106. The method of any one of claims 99-101 wherein the anti-scarring agent is selected from a retinoic acid receptor antagonist, a heat shock protein 90 antagonist, a steroid, a cell cycle inhibitor, a histone deacetylase inhibitor, an anti-microbial agent, an intracellular calcium flux inhibitor, an microtubule inhibitor, an HMGCoA reductase inhibitor, an actin polymerization and stabilization promoter, a tyrosine kinase inhibitor, a TGF beta inhibitor, a TNF-alpha antagonist, a TACE inhibitor, a calcineurin inhibitor, a peptidyl-prolyl cis/trans isomerase inhibitor, an apoptosis activator, an antimetabolite and anti-neoplastic agent, a TGF beta inhibitor, a DNA methylation promoter, and a PKC inhibitor.

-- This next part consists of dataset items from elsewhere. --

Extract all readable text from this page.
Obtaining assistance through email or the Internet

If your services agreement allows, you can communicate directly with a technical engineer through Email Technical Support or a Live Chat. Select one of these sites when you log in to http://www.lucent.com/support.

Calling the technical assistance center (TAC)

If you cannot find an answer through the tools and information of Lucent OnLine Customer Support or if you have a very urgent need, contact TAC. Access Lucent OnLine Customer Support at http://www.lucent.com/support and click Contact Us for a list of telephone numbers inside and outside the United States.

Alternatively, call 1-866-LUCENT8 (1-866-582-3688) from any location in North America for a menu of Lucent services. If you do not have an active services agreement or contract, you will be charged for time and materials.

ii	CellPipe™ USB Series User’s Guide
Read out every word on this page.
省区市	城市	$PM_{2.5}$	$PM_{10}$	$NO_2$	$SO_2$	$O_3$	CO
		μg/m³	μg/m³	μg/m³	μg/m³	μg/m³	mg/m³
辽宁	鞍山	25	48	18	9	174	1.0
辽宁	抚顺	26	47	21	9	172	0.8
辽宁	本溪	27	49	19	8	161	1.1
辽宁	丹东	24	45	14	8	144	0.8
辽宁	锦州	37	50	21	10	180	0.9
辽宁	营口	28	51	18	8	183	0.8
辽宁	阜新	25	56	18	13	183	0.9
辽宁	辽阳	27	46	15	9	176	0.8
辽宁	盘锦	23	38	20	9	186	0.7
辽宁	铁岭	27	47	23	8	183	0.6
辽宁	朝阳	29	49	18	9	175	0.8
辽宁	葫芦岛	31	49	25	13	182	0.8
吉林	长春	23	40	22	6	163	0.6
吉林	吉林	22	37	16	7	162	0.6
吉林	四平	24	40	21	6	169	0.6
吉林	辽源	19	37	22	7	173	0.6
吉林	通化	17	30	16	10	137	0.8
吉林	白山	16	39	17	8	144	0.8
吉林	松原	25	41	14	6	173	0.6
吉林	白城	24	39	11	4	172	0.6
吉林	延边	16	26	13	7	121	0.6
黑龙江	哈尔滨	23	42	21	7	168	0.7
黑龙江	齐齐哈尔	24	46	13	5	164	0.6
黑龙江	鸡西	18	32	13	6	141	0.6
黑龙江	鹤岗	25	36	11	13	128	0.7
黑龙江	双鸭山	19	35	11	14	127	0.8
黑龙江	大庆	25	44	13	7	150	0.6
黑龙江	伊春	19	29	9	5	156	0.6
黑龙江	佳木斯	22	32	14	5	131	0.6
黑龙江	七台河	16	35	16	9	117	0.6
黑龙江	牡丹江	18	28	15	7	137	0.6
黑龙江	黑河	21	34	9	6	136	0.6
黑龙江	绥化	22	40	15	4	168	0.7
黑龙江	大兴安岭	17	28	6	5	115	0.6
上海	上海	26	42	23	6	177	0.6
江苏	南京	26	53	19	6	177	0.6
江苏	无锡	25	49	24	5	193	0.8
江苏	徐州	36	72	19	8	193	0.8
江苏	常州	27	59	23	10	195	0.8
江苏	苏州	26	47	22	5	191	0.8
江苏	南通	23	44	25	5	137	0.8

107. The method of any one of claims 99-101 wherein the anti-scarring agent is selected from ZD-6474, AP-23573, synthadotin, S- 0885, aplidine, ixabepilone, IDN-5390, SB-2723005, ABT-518, combretastatin, anecortave acetate, SB-715992, temsirolimus, adalimumab, erucylphosphocholine, alphastatin, etanercept, humicade, gefitinib, isotretinoin, radicicol, clobetasol propionate, homoharringtonine, trichostatin A, brefeldin A, thapsigargin, dolastatin 15, cerivastatin, jasplakinolide, herbimycin A, pirfenidone, vinorelbine, 17-DMAG, tacrolimus, loteprednol etabonate, juglone, prednisolone, puromycin, 3-BAABE, cladribine, mannose-6-phosphate, 5-azacytidine, Ly333531 (ruboxistaurin), and simvastatin.

-108. The method of any one oiclaims 99-107 wherein the composition further comprises an anti-infective agent selected from an anthracycline, doxorubicin, mitoxantrone, fluoropyrimidine, 5-fluorouracil, a folic acid antagonist, methotrexate, podophylotoxin, etoposide, camptothecin, hydroxyurea, a platinum complex, and cisplatin.

109. The method of any one of claims 99-107 wherein the composition further comprises an anti-thrombotic agent.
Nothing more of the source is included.